VERDICT: One of the better American Godzilla movies delivers the giant-monster-fighting goods, even if waiting for the grand finale occasionally feels like a chore.
For the cost of about ten minutes of Warner Bros. and Legendary’s Godzilla x Kong: The New Empire, Japanese filmmakers created Godzilla Minus One, an acclaimed global hit, and Oscar winner that has more heart and brains than all American kaiju movies combined. Still, if Hollywood insists on continuing its separate monsterverse, it could do worse than GxK, a film where giant beasts wallop the tar out of each other with thrilling efficacy.
However, Getting to those battles means enduring scenes where a cadre of overqualified actors (led by Rebecca Hall and Brian Tyree Henry) stare at screens and seismic graphs while yelling nonsense-science exposition at each other. Hall recently made a powerful directorial debut with Passing, but she’s keeping one foot firmly planted in her one-for-them day job; she and Kaylee Hottle do what they can to give this movie something resembling a heartbeat.
Hottle plays Jia, a young girl who is, along with Kong, the last survivor of Skull Island. She and the big ape remain psychically linked, and when an unknown distress signal emerges from Hollow Earth, the subterranean area that’s currently Kong’s literal stomping grounds, SOS distresses both of them.
Jia’s adopted mother Ilene (Hall) is a higher-up at Monarch — the secretive corporation lurking behind the scenes of this entire series of giant-monster movies — but after getting nowhere with her team of qualified scientists, she turns to podcaster and conspiracy theorist Bernie (Henry) for suggestions on dealing with the situation.
Ilene eventually puts together a team to go to Hollow Earth, including Bernie, Jia, and irritatingly self-assured “rebel” veterinarian Trapper (Dan Stevens). (The film’s one excuse for its many schlocky and on-the-nose needle drops is that Trapper brought the boom box. He doesn’t do finger-guns in GxK, but he’s the kind of guy who would do finger-guns.)
Meanwhile, a sinkhole opens up in Hollow Earth, and as Kong explores what’s at the bottom, he runs into what might be other creatures of his kind, including scene-stealing youngster Suko. (Their meet-cute involves a hilarious fight scene in which Kong uses the smaller ape as a weapon against larger apes.) And while all this is going down at the center of the Earth, Godzilla is finding global power sources — from nuclear power plants to other kaiju — to charge himself up for an impending battle that will bring all of these plot threads together.
Director Adam Wingard and his trio of screenwriters stage the kind of monster mayhem that doesn’t, for even a moment, consider the human casualties involved.
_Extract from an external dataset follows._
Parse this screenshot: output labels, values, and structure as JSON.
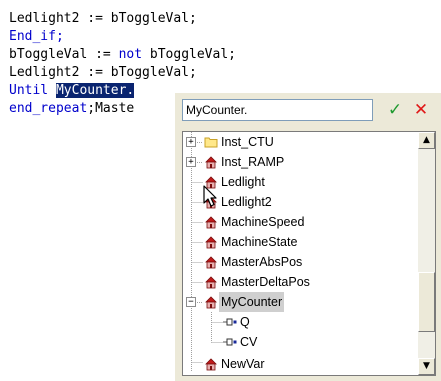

The Monarch spin-off TV series focuses on characters traumatized by Godzilla’s appearance in San Francisco (in 2014’s Godzilla), but in GxK, kaiju lay waste to entire city blocks of Rome and several car-choked overpasses in Rio de Janeiro without the filmmakers batting an eye.
It’s worth noting, however, that Wingard’s direction here feels far more assured than it did in 2021’s Godzilla vs. Kong, a film that treated the Japanese superstar like an afterthought. Kong remains front and center this time, but Godzilla gets much more to do, even if what he’s doing doesn’t seem to make much sense until the film’s thrilling final act. For all its flaws, GxK is second only to the underappreciated Godzilla: King of the Monsters among the Warner/Legendary reboot of these venerable characters.
Editor Josh Schaeffer (65) succeeds in keeping the battle sequences agile and exciting, although even his cutting skills can do only so much with the labored banter between the human characters. Unlike many of the previous American kaiju movies, GxK wisely intersperses the monster action throughout; the movie still saves its best melees for the last 20 minutes or so, but at least it enlivens the wait involved to get there.
Longtime fans worried that the title Godzilla x Kong implies a friendly collaboration — as though the two of them had co-designed a line for H&M — can rest assured that the famously quarrelsome duo reach, at best, a situational détente as they tackle their joint nemeses. But with all the new characters being introduced here, including a kaiju favorite, GxK both lays the groundwork for more sequels and makes the possibility of such sequels seem welcome.